7 de abril de 2020

As vidas dos outros

Não é um fenómeno destes dias, muito menos um efeito do COVID-19. Em todo o caso, existe como componente social que tende a contaminar todas as actividades humanas, da mais básica informação aos mais variados modos de mobilização dos cidadãos. A saber: que aconteceu para que, em muitas formas de comunicação em sociedade, predominem os mecanismos de infantilização dos destinatários?
Entenda-se: não se trata apenas, talvez nem sequer sobretudo, de um fenómeno da comunicação social, mas precisamente de um aparato de comunicação em sociedade.
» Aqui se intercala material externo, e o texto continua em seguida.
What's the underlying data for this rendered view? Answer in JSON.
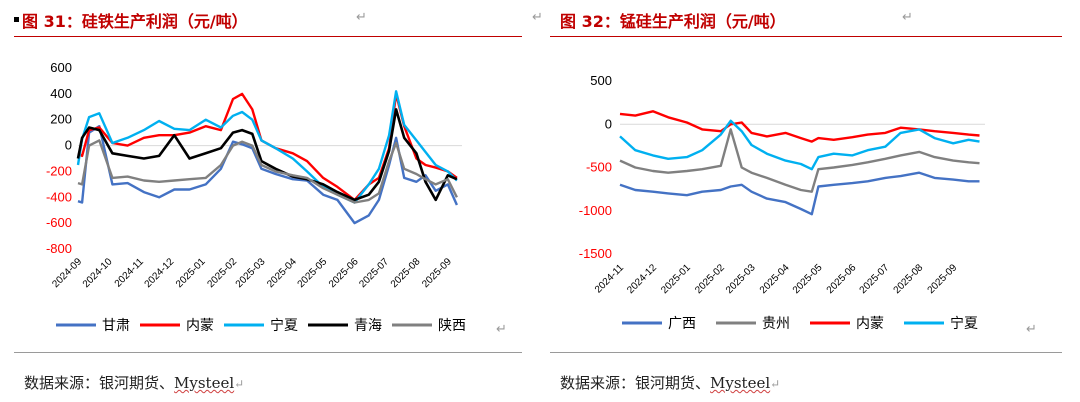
{
  "charts": [
    {
      "title": "图 31：硅铁生产利润（元/吨）",
      "source_prefix": "数据来源：银河期货、",
      "source_brand": "Mysteel"
    },
    {
      "title": "图 32：锰硅生产利润（元/吨）",
      "source_prefix": "数据来源：银河期货、",
      "source_brand": "Mysteel"
    }
  ],
  "chart_data": [
    {
      "type": "line",
      "title": "图 31：硅铁生产利润（元/吨）",
      "ylim": [
        -800,
        600
      ],
      "yticks": [
        600,
        400,
        200,
        0,
        -200,
        -400,
        -600,
        -800
      ],
      "x_start": "2024-09-01",
      "x_end": "2025-09-15",
      "x_tick_labels": [
        "2024-09",
        "2024-10",
        "2024-11",
        "2024-12",
        "2025-01",
        "2025-02",
        "2025-03",
        "2025-04",
        "2025-05",
        "2025-06",
        "2025-07",
        "2025-08",
        "2025-09"
      ],
      "x_tick_dates": [
        "2024-09-01",
        "2024-10-01",
        "2024-11-01",
        "2024-12-01",
        "2025-01-01",
        "2025-02-01",
        "2025-03-01",
        "2025-04-01",
        "2025-05-01",
        "2025-06-01",
        "2025-07-01",
        "2025-08-01",
        "2025-09-01"
      ],
      "negative_tick_color": "#ff0000",
      "legend_position": "bottom",
      "series": [
        {
          "name": "甘肃",
          "color": "#4472c4",
          "x": [
            "2024-09-01",
            "2024-09-05",
            "2024-09-12",
            "2024-09-22",
            "2024-10-05",
            "2024-10-20",
            "2024-11-05",
            "2024-11-20",
            "2024-12-05",
            "2024-12-20",
            "2025-01-05",
            "2025-01-20",
            "2025-02-01",
            "2025-02-10",
            "2025-02-20",
            "2025-03-01",
            "2025-03-15",
            "2025-04-01",
            "2025-04-15",
            "2025-05-01",
            "2025-05-15",
            "2025-06-01",
            "2025-06-15",
            "2025-06-25",
            "2025-07-05",
            "2025-07-12",
            "2025-07-20",
            "2025-08-01",
            "2025-08-10",
            "2025-08-20",
            "2025-09-01",
            "2025-09-10"
          ],
          "y": [
            -430,
            -440,
            100,
            150,
            -300,
            -290,
            -360,
            -400,
            -340,
            -340,
            -300,
            -180,
            30,
            10,
            -20,
            -180,
            -220,
            -260,
            -270,
            -380,
            -420,
            -600,
            -540,
            -420,
            -150,
            60,
            -250,
            -280,
            -230,
            -350,
            -300,
            -460
          ]
        },
        {
          "name": "内蒙",
          "color": "#ff0000",
          "x": [
            "2024-09-01",
            "2024-09-05",
            "2024-09-12",
            "2024-09-22",
            "2024-10-05",
            "2024-10-20",
            "2024-11-05",
            "2024-11-20",
            "2024-12-05",
            "2024-12-20",
            "2025-01-05",
            "2025-01-20",
            "2025-02-01",
            "2025-02-10",
            "2025-02-20",
            "2025-03-01",
            "2025-03-15",
            "2025-04-01",
            "2025-04-15",
            "2025-05-01",
            "2025-05-15",
            "2025-06-01",
            "2025-06-15",
            "2025-06-25",
            "2025-07-05",
            "2025-07-12",
            "2025-07-20",
            "2025-08-01",
            "2025-08-10",
            "2025-08-20",
            "2025-09-01",
            "2025-09-10"
          ],
          "y": [
            -60,
            -80,
            120,
            140,
            20,
            0,
            60,
            80,
            80,
            100,
            150,
            120,
            360,
            400,
            280,
            40,
            -20,
            -60,
            -120,
            -250,
            -320,
            -420,
            -300,
            -250,
            -20,
            400,
            150,
            -100,
            -150,
            -170,
            -200,
            -250
          ]
        },
        {
          "name": "宁夏",
          "color": "#00b0f0",
          "x": [
            "2024-09-01",
            "2024-09-05",
            "2024-09-12",
            "2024-09-22",
            "2024-10-05",
            "2024-10-20",
            "2024-11-05",
            "2024-11-20",
            "2024-12-05",
            "2024-12-20",
            "2025-01-05",
            "2025-01-20",
            "2025-02-01",
            "2025-02-10",
            "2025-02-20",
            "2025-03-01",
            "2025-03-15",
            "2025-04-01",
            "2025-04-15",
            "2025-05-01",
            "2025-05-15",
            "2025-06-01",
            "2025-06-15",
            "2025-06-25",
            "2025-07-05",
            "2025-07-12",
            "2025-07-20",
            "2025-08-01",
            "2025-08-10",
            "2025-08-20",
            "2025-09-01",
            "2025-09-10"
          ],
          "y": [
            -150,
            50,
            220,
            250,
            20,
            60,
            120,
            190,
            130,
            120,
            200,
            140,
            230,
            260,
            200,
            40,
            -20,
            -100,
            -200,
            -320,
            -380,
            -440,
            -300,
            -180,
            80,
            420,
            160,
            40,
            -50,
            -150,
            -200,
            -270
          ]
        },
        {
          "name": "青海",
          "color": "#000000",
          "x": [
            "2024-09-01",
            "2024-09-05",
            "2024-09-12",
            "2024-09-22",
            "2024-10-05",
            "2024-10-20",
            "2024-11-05",
            "2024-11-20",
            "2024-12-05",
            "2024-12-20",
            "2025-01-05",
            "2025-01-20",
            "2025-02-01",
            "2025-02-10",
            "2025-02-20",
            "2025-03-01",
            "2025-03-15",
            "2025-04-01",
            "2025-04-15",
            "2025-05-01",
            "2025-05-15",
            "2025-06-01",
            "2025-06-15",
            "2025-06-25",
            "2025-07-05",
            "2025-07-12",
            "2025-07-20",
            "2025-08-01",
            "2025-08-10",
            "2025-08-20",
            "2025-09-01",
            "2025-09-10"
          ],
          "y": [
            -100,
            60,
            140,
            120,
            -60,
            -80,
            -100,
            -80,
            80,
            -100,
            -60,
            -20,
            100,
            120,
            90,
            -120,
            -180,
            -240,
            -260,
            -300,
            -360,
            -420,
            -380,
            -280,
            -40,
            280,
            60,
            -60,
            -280,
            -420,
            -230,
            -260
          ]
        },
        {
          "name": "陕西",
          "color": "#808080",
          "x": [
            "2024-09-01",
            "2024-09-05",
            "2024-09-12",
            "2024-09-22",
            "2024-10-05",
            "2024-10-20",
            "2024-11-05",
            "2024-11-20",
            "2024-12-05",
            "2024-12-20",
            "2025-01-05",
            "2025-01-20",
            "2025-02-01",
            "2025-02-10",
            "2025-02-20",
            "2025-03-01",
            "2025-03-15",
            "2025-04-01",
            "2025-04-15",
            "2025-05-01",
            "2025-05-15",
            "2025-06-01",
            "2025-06-15",
            "2025-06-25",
            "2025-07-05",
            "2025-07-12",
            "2025-07-20",
            "2025-08-01",
            "2025-08-10",
            "2025-08-20",
            "2025-09-01",
            "2025-09-10"
          ],
          "y": [
            -290,
            -300,
            0,
            40,
            -250,
            -240,
            -270,
            -280,
            -270,
            -260,
            -250,
            -150,
            0,
            30,
            0,
            -150,
            -200,
            -230,
            -250,
            -330,
            -380,
            -440,
            -420,
            -370,
            -120,
            20,
            -180,
            -220,
            -260,
            -300,
            -260,
            -400
          ]
        }
      ]
    },
    {
      "type": "line",
      "title": "图 32：锰硅生产利润（元/吨）",
      "ylim": [
        -1500,
        500
      ],
      "yticks": [
        500,
        0,
        -500,
        -1000,
        -1500
      ],
      "x_start": "2024-11-01",
      "x_end": "2025-09-30",
      "x_tick_labels": [
        "2024-11",
        "2024-12",
        "2025-01",
        "2025-02",
        "2025-03",
        "2025-04",
        "2025-05",
        "2025-06",
        "2025-07",
        "2025-08",
        "2025-09"
      ],
      "x_tick_dates": [
        "2024-11-01",
        "2024-12-01",
        "2025-01-01",
        "2025-02-01",
        "2025-03-01",
        "2025-04-01",
        "2025-05-01",
        "2025-06-01",
        "2025-07-01",
        "2025-08-01",
        "2025-09-01"
      ],
      "negative_tick_color": "#ff0000",
      "legend_position": "bottom",
      "series": [
        {
          "name": "广西",
          "color": "#4472c4",
          "x": [
            "2024-11-01",
            "2024-11-15",
            "2024-12-01",
            "2024-12-15",
            "2025-01-01",
            "2025-01-15",
            "2025-02-01",
            "2025-02-10",
            "2025-02-20",
            "2025-03-01",
            "2025-03-15",
            "2025-04-01",
            "2025-04-15",
            "2025-04-25",
            "2025-05-01",
            "2025-05-15",
            "2025-06-01",
            "2025-06-15",
            "2025-07-01",
            "2025-07-15",
            "2025-08-01",
            "2025-08-15",
            "2025-09-01",
            "2025-09-15",
            "2025-09-25"
          ],
          "y": [
            -700,
            -760,
            -780,
            -800,
            -820,
            -780,
            -760,
            -720,
            -700,
            -780,
            -860,
            -900,
            -980,
            -1040,
            -720,
            -700,
            -680,
            -660,
            -620,
            -600,
            -560,
            -620,
            -640,
            -660,
            -660
          ]
        },
        {
          "name": "贵州",
          "color": "#808080",
          "x": [
            "2024-11-01",
            "2024-11-15",
            "2024-12-01",
            "2024-12-15",
            "2025-01-01",
            "2025-01-15",
            "2025-02-01",
            "2025-02-10",
            "2025-02-20",
            "2025-03-01",
            "2025-03-15",
            "2025-04-01",
            "2025-04-15",
            "2025-04-25",
            "2025-05-01",
            "2025-05-15",
            "2025-06-01",
            "2025-06-15",
            "2025-07-01",
            "2025-07-15",
            "2025-08-01",
            "2025-08-15",
            "2025-09-01",
            "2025-09-15",
            "2025-09-25"
          ],
          "y": [
            -420,
            -500,
            -540,
            -560,
            -540,
            -520,
            -480,
            -60,
            -500,
            -560,
            -620,
            -700,
            -760,
            -780,
            -520,
            -500,
            -470,
            -440,
            -400,
            -360,
            -320,
            -380,
            -420,
            -440,
            -450
          ]
        },
        {
          "name": "内蒙",
          "color": "#ff0000",
          "x": [
            "2024-11-01",
            "2024-11-15",
            "2024-12-01",
            "2024-12-15",
            "2025-01-01",
            "2025-01-15",
            "2025-02-01",
            "2025-02-10",
            "2025-02-20",
            "2025-03-01",
            "2025-03-15",
            "2025-04-01",
            "2025-04-15",
            "2025-04-25",
            "2025-05-01",
            "2025-05-15",
            "2025-06-01",
            "2025-06-15",
            "2025-07-01",
            "2025-07-15",
            "2025-08-01",
            "2025-08-15",
            "2025-09-01",
            "2025-09-15",
            "2025-09-25"
          ],
          "y": [
            120,
            100,
            150,
            80,
            20,
            -60,
            -80,
            0,
            20,
            -100,
            -140,
            -100,
            -160,
            -200,
            -160,
            -180,
            -150,
            -120,
            -100,
            -40,
            -60,
            -80,
            -100,
            -120,
            -130
          ]
        },
        {
          "name": "宁夏",
          "color": "#00b0f0",
          "x": [
            "2024-11-01",
            "2024-11-15",
            "2024-12-01",
            "2024-12-15",
            "2025-01-01",
            "2025-01-15",
            "2025-02-01",
            "2025-02-10",
            "2025-02-20",
            "2025-03-01",
            "2025-03-15",
            "2025-04-01",
            "2025-04-15",
            "2025-04-25",
            "2025-05-01",
            "2025-05-15",
            "2025-06-01",
            "2025-06-15",
            "2025-07-01",
            "2025-07-15",
            "2025-08-01",
            "2025-08-15",
            "2025-09-01",
            "2025-09-15",
            "2025-09-25"
          ],
          "y": [
            -140,
            -300,
            -360,
            -400,
            -380,
            -300,
            -120,
            40,
            -80,
            -240,
            -340,
            -420,
            -460,
            -520,
            -380,
            -340,
            -360,
            -300,
            -260,
            -100,
            -60,
            -160,
            -220,
            -180,
            -200
          ]
        }
      ]
    }
  ]
}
Como se qualquer interpelação dos outros não implicasse dois vectores discursivos, inevitavelmente interligados, de responsabilidade e responsabilização — responsabilidade e responsabilização daquele, indivíduo ou entidade, que emite uma determinada mensagem; responsabilidade e responsabilização desses outros, mais ou menos conhecidos ou reconhecíveis, que ocupam o lugar mais ou menos consciente de receptores dessa mensagem. Bem pelo contrário, muitas vezes, tal como as coisas funcionam, aquele que transmite — e pode ser a partir dos lugares mais diversos, de uma plataforma mediática ao mercado da publicidade — tende a situar os outros num domínio de compulsiva puerilidade, de alguma maneira esperando, para não dizer exigindo, que esses outros sancionem a postura infantil para que estão a ser convocados.
É por medo que aceitamos tal infantilização? Ou apenas por ignorância dos circuitos de que se faz uma sociedade? Seja como for, escolhamos o medo — é sempre mais criativo que a ignorância.